Killer Asteroid Coming Relatively Soon
It is not a question of if a killer asteroid will strike our planet, devastating at the very least a city, and at most the entire race. It is just a question of how soon. The current consensus: it won't be too long now.
A new study by a group called the B612 Foundation—a group dedicated to fighting the asteroid menace, which is a pretty weird mission, but its leadership includes real live astronauts and scientists, so let's take them as reasonable—finds that relatively large asteroids strike the earth with a pretty high frequency. Since 2000, earth-based sensors have detected 26 asteroid explosions at least as powerful as a nuclear bomb. None of them have landed upon our heads... yet. But the group's extrapolation of how often really, really big and bad asteroids hit our planet is pretty scary. From USA Today:
None of the 26 asteroids in Brown's data was big enough to destroy a city, because of their size and composition and because all exploded high in the atmosphere. But Lu says this database of harmless asteroids can be extrapolated to shed light on the frequency of their fearsome cousins. The results suggest that a city-killer strikes once a century, though Lu says he wouldn't be surprised if the true rate were actually less worrisome, perhaps once every 150 or 200 years or less frequent still.
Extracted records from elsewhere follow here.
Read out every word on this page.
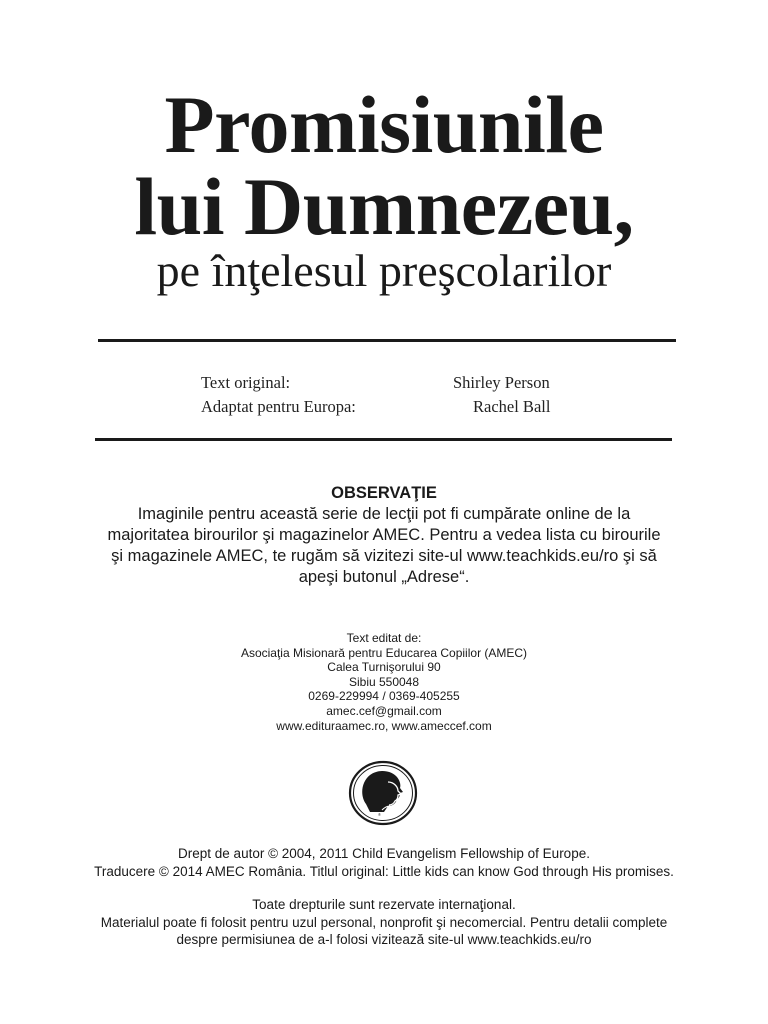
Promisiunile
lui Dumnezeu,
pe înţelesul preşcolarilor
Text original:	Shirley Person
Adaptat pentru Europa:	Rachel Ball
OBSERVAŢIE
Imaginile pentru această serie de lecţii pot fi cumpărate online de la
majoritatea birourilor şi magazinelor AMEC. Pentru a vedea lista cu birourile
şi magazinele AMEC, te rugăm să vizitezi site-ul www.teachkids.eu/ro şi să
apeşi butonul „Adrese“.
Text editat de:
Asociaţia Misionară pentru Educarea Copiilor (AMEC)
Calea Turnişorului 90
Sibiu 550048
0269-229994 / 0369-405255
amec.cef@gmail.com
www.edituraamec.ro, www.ameccef.com
®
Drept de autor © 2004, 2011 Child Evangelism Fellowship of Europe.
Traducere © 2014 AMEC România. Titlul original: Little kids can know God through His promises.
Toate drepturile sunt rezervate internaţional.
Materialul poate fi folosit pentru uzul personal, nonprofit şi necomercial. Pentru detalii complete
despre permisiunea de a-l folosi vizitează site-ul www.teachkids.eu/ro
Scientists quoted in the story say the data is somewhat scarce, and conclude that asteroids that can actually wipe a city off the face of the earth strike us with a frequency of once every...somewhere between 100 and 1000 years.
Still, this is a lot. Even if it's once every 500 years. Why build things? They'll be vaporized in spectacular fashion just a few centuries from now. Why have kids? Their great great great X 5 grandkids will just be burned up in a blinding explosion. Why try? We're just a tiny little marble in a washing machine of boulders, man.
Get that free love while you still can.